Housebuilders such as Westbury Homes working on Duchy of Cornwall land at Poundbury have been actively encouraged to operate apprentice schemes and, elsewhere, the building company, Tullochs, have sponsored eight apprenticeships in traditional craft skills at the North Highland College in Thurso as part of my North Highland Initiative. Similar schemes are in operation on projects undertaken by my Phoenix Trust - an organization dedicated to acquiring, repairing and finding new uses for major historic buildings that have become redundant and can be brought back to life - for the benefit of the communities in which they are situated.

It is important to note here that there is a crying need for these skills not just for conservation, but also for new buildings. At the risk of stating the obvious, well-crafted houses offer a profoundly satisfying experience to those who live in them as well as work on them - we know from the Guinness Trust’s experience at Poundbury that the people who live in its affordable housing there really respond to the beauty of their surroundings with the result that the community as a whole becomes a more harmonious one.

An issue underlying all of this is sustainability. We have deeply fragmented our world and now need to re-integrate our approach to our environment. There is a profound need, I believe, to move toward architecture and buildings which reconnect the human and natural worlds with one another.

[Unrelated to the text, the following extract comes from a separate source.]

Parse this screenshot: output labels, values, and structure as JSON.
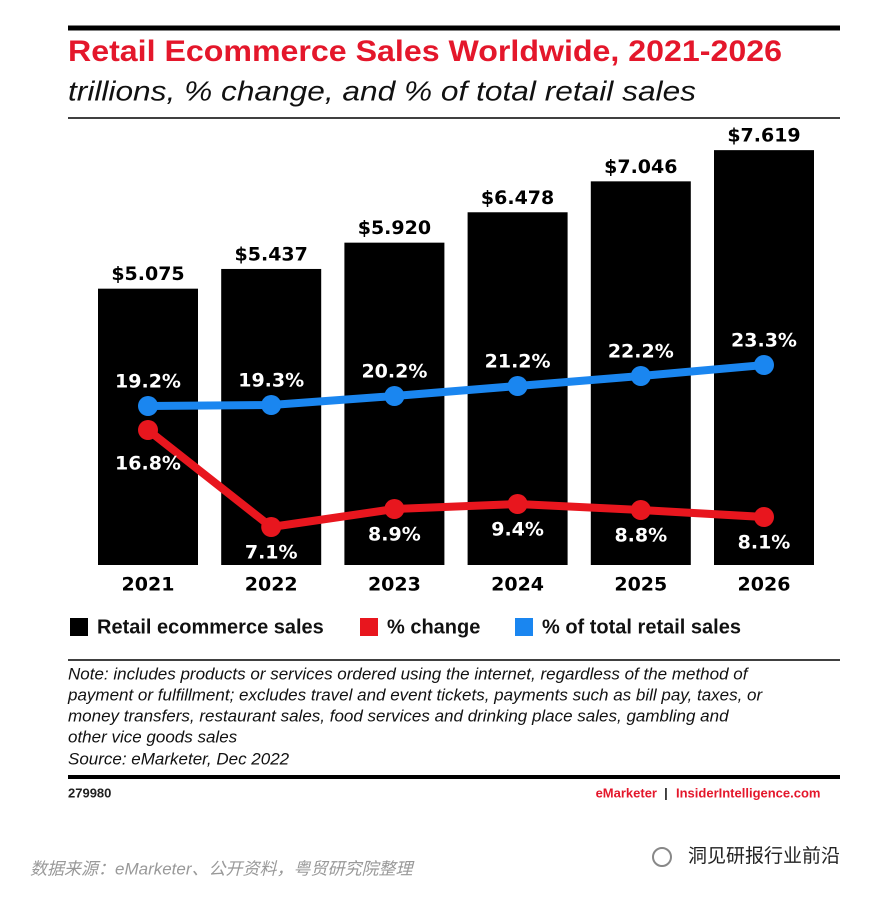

Traditional skills, methods of construction and materials are by their very nature sustainable. Tradition is not about style; it is about learning from the best of what has gone before. It is something infinitely varied, infinitely adaptable, infinitely changing. People’s needs, after all, have not changed so very much over the centuries.

I have great hope for the ambitious plans for a Skills Academy at Woodchester and want to thank Stephen Davis and his team for the fantastic job they have done to keep this issue alive. I am very proud to be the Patron of the Woodchester Mansion Trust and look forward to hearing what conclusions are reached during the afternoon’s discussions.